As Rick Shenkman has outlined, my classroom is far from unique. Study after study demonstrates that the vast majority of Americans, including college graduates, lack the most basic knowledge about politics, history, our system of government, and other fundamental dimensions of civic life. Many concerned observers have proposed means to redress this problem, but the social and cultural forces that perpetuate ignorance are too powerful to combat through the institution of curricular changes or new government programs. However, if we make the acquisition of knowledge pay off immediately and materially, that could potentially change behavior in dramatic ways. Consumption of books and newspapers might rise. Communities might mobilize to insure that public school do a better job of inculcating lasting knowledge. The producers of movies, television, and internet content might come under market pressure to provide more programming and services that are not only engaging and entertaining but that convey factual information in a way that is memorable and thought-provoking.
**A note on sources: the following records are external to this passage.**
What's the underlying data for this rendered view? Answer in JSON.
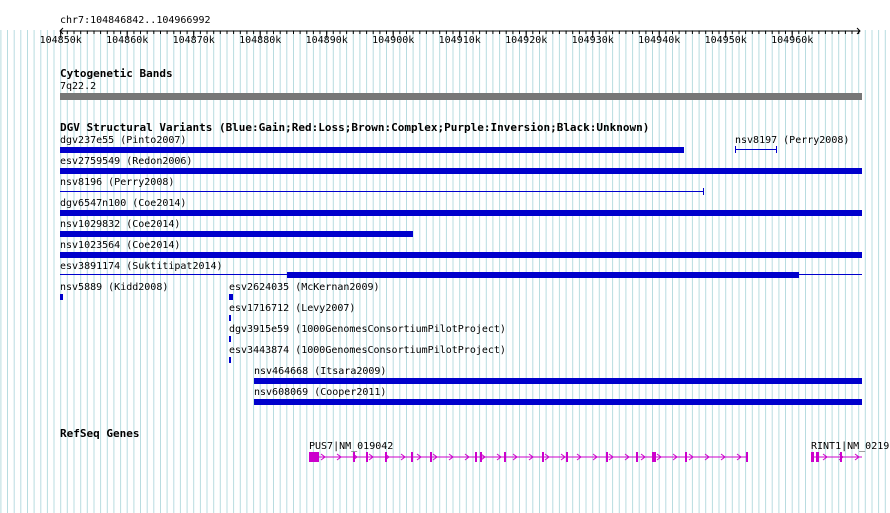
{
  "region": {
    "label": "chr7:104846842..104966992",
    "ticks": [
      "104850k",
      "104860k",
      "104870k",
      "104880k",
      "104890k",
      "104900k",
      "104910k",
      "104920k",
      "104930k",
      "104940k",
      "104950k",
      "104960k"
    ]
  },
  "cytoband": {
    "title": "Cytogenetic Bands",
    "band": "7q22.2"
  },
  "dgv": {
    "title": "DGV Structural Variants (Blue:Gain;Red:Loss;Brown:Complex;Purple:Inversion;Black:Unknown)",
    "variants": [
      {
        "label": "dgv237e55 (Pinto2007)"
      },
      {
        "label": "nsv8197 (Perry2008)"
      },
      {
        "label": "esv2759549 (Redon2006)"
      },
      {
        "label": "nsv8196 (Perry2008)"
      },
      {
        "label": "dgv6547n100 (Coe2014)"
      },
      {
        "label": "nsv1029832 (Coe2014)"
      },
      {
        "label": "nsv1023564 (Coe2014)"
      },
      {
        "label": "esv3891174 (Suktitipat2014)"
      },
      {
        "label": "nsv5889 (Kidd2008)"
      },
      {
        "label": "esv2624035 (McKernan2009)"
      },
      {
        "label": "esv1716712 (Levy2007)"
      },
      {
        "label": "dgv3915e59 (1000GenomesConsortiumPilotProject)"
      },
      {
        "label": "esv3443874 (1000GenomesConsortiumPilotProject)"
      },
      {
        "label": "nsv464668 (Itsara2009)"
      },
      {
        "label": "nsv608069 (Cooper2011)"
      }
    ]
  },
  "refseq": {
    "title": "RefSeq Genes",
    "genes": [
      {
        "label": "PUS7|NM_019042"
      },
      {
        "label": "RINT1|NM_0219"
      }
    ]
  },
  "colors": {
    "grid": "#b8dce0",
    "variant": "#0000cc",
    "gene": "#cc00cc",
    "cytoband": "#777777"
  }
}
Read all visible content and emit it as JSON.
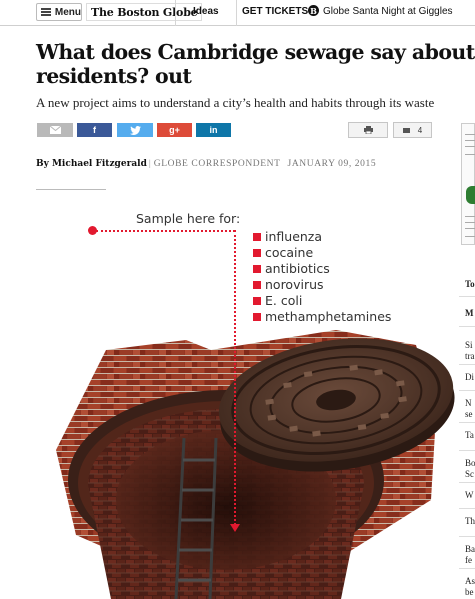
{
  "nav": {
    "menu_label": "Menu",
    "logo_text": "The Boston Globe",
    "ideas_label": "Ideas",
    "tickets_label": "GET TICKETS",
    "promo_icon_glyph": "B",
    "promo_text": "Globe Santa Night at Giggles"
  },
  "article": {
    "headline": "What does Cambridge sewage say about residents? out",
    "dek": "A new project aims to understand a city’s health and habits through its waste",
    "author": "By Michael Fitzgerald",
    "role": "GLOBE CORRESPONDENT",
    "date": "JANUARY 09, 2015"
  },
  "share": {
    "facebook": "f",
    "google_plus": "g+",
    "linkedin": "in",
    "comment_count": "4"
  },
  "graphic": {
    "title": "Sample here for:",
    "items": [
      "influenza",
      "cocaine",
      "antibiotics",
      "norovirus",
      "E. coli",
      "methamphetamines"
    ]
  },
  "rail": {
    "items": [
      "To",
      "M",
      "Si tra",
      "Di",
      "N se",
      "Ta",
      "Bo Sc",
      "W",
      "Th",
      "Ba fe",
      "As be"
    ]
  },
  "colors": {
    "accent_red": "#e2192f",
    "facebook": "#3b5998",
    "twitter": "#55acee",
    "google_plus": "#dd4b39",
    "linkedin": "#0e76a8"
  }
}
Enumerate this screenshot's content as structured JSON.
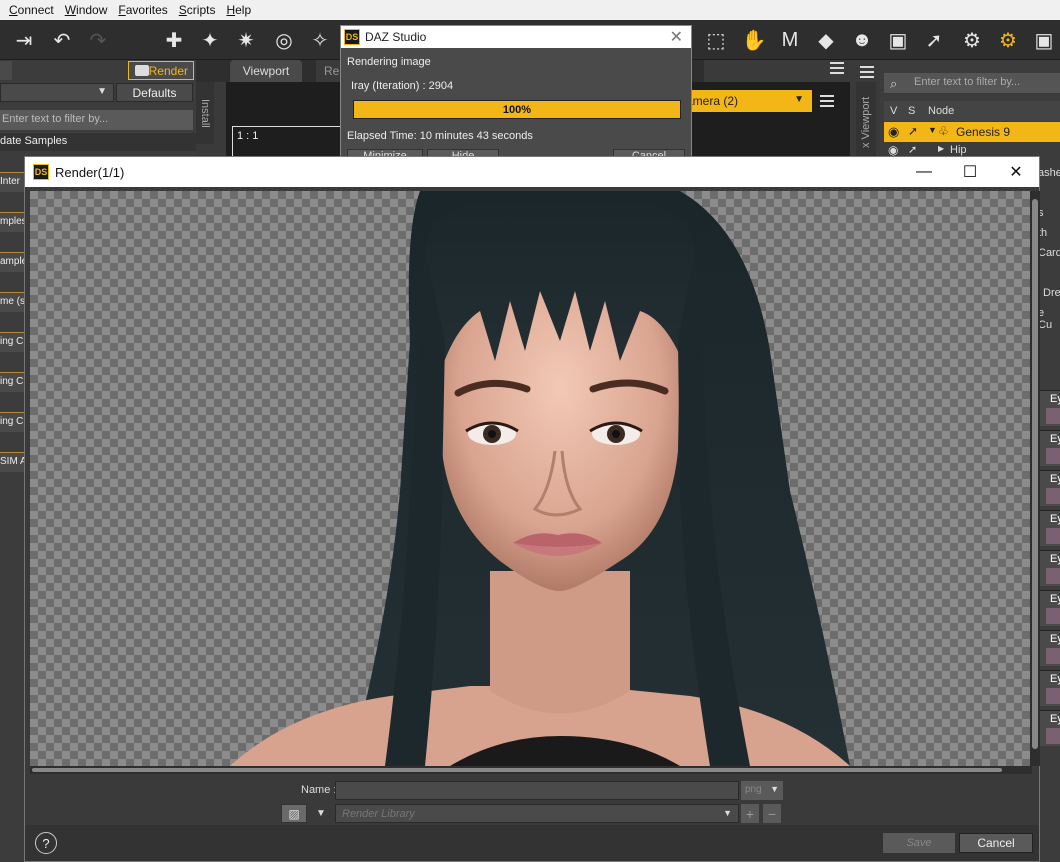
{
  "menu": [
    "Connect",
    "Window",
    "Favorites",
    "Scripts",
    "Help"
  ],
  "left_panel": {
    "render_button": "Render",
    "defaults_button": "Defaults",
    "filter_placeholder": "Enter text to filter by...",
    "section": "date Samples",
    "install_tab": "Install",
    "rows": [
      "Inter",
      "mples",
      "ample",
      "me (s",
      "ing C",
      "ing C",
      "ing C",
      "SIM A"
    ]
  },
  "viewport": {
    "tab": "Viewport",
    "tab2": "Re",
    "zoom": "1 : 1",
    "camera": "amera (2)"
  },
  "aux_viewport_tab": "x Viewport",
  "scene": {
    "filter_placeholder": "Enter text to filter by...",
    "col_v": "V",
    "col_s": "S",
    "col_node": "Node",
    "selected_node": "Genesis 9",
    "child_node": "Hip",
    "right_fragments": [
      "ashe",
      "s",
      "th",
      "Card",
      "Dre",
      "e Cu"
    ],
    "eye_rows": [
      "Ey",
      "Ey",
      "Ey",
      "Ey",
      "Ey",
      "Ey",
      "Ey",
      "Ey",
      "Ey"
    ]
  },
  "progress_dialog": {
    "title": "DAZ Studio",
    "status": "Rendering image",
    "iteration": "Iray (Iteration) : 2904",
    "progress_text": "100%",
    "progress_fraction": 1.0,
    "elapsed": "Elapsed Time:  10 minutes 43 seconds",
    "buttons": [
      "Minimize",
      "Hide",
      "Cancel"
    ]
  },
  "render_window": {
    "title": "Render(1/1)",
    "name_label": "Name :",
    "format": "png",
    "library_placeholder": "Render Library",
    "save_button": "Save",
    "cancel_button": "Cancel",
    "help_icon": "?"
  },
  "colors": {
    "accent": "#f2b617",
    "panel": "#3c3c3c",
    "dark": "#2e2e2e"
  }
}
Such a system would obviously not be without flaws. No test could be completely free of bias, and wealthier families would obviously have greater resources to spend on test preparation, dampening the system's potential to increase social mobility. But such reasoning is to set the perfect in opposition to the good. The advantage enjoyed by the affluent would require lower income families and communities to organize socially and politically to leverage their chances to compete. But even given that onus, the system I propose would still provide more broadly shared opportunity than the status quo. Moreover, the organizing efforts of lower-income communities (for example, the creation of new shared lending libraries or joint tutoring programs) could have ancillary benefits, not only for the communities in question but for society and the nation as a whole.
Free college for all is a noble and worthwhile goal. Even better, however, would be to increase the value of college itself for everyone. If at the same time that we increase access to a college education we give people the incentive to better prepare themselves for college study, the benefits would be dramatic, wide-ranging, and enduring, extending far beyond the walls of academia itself.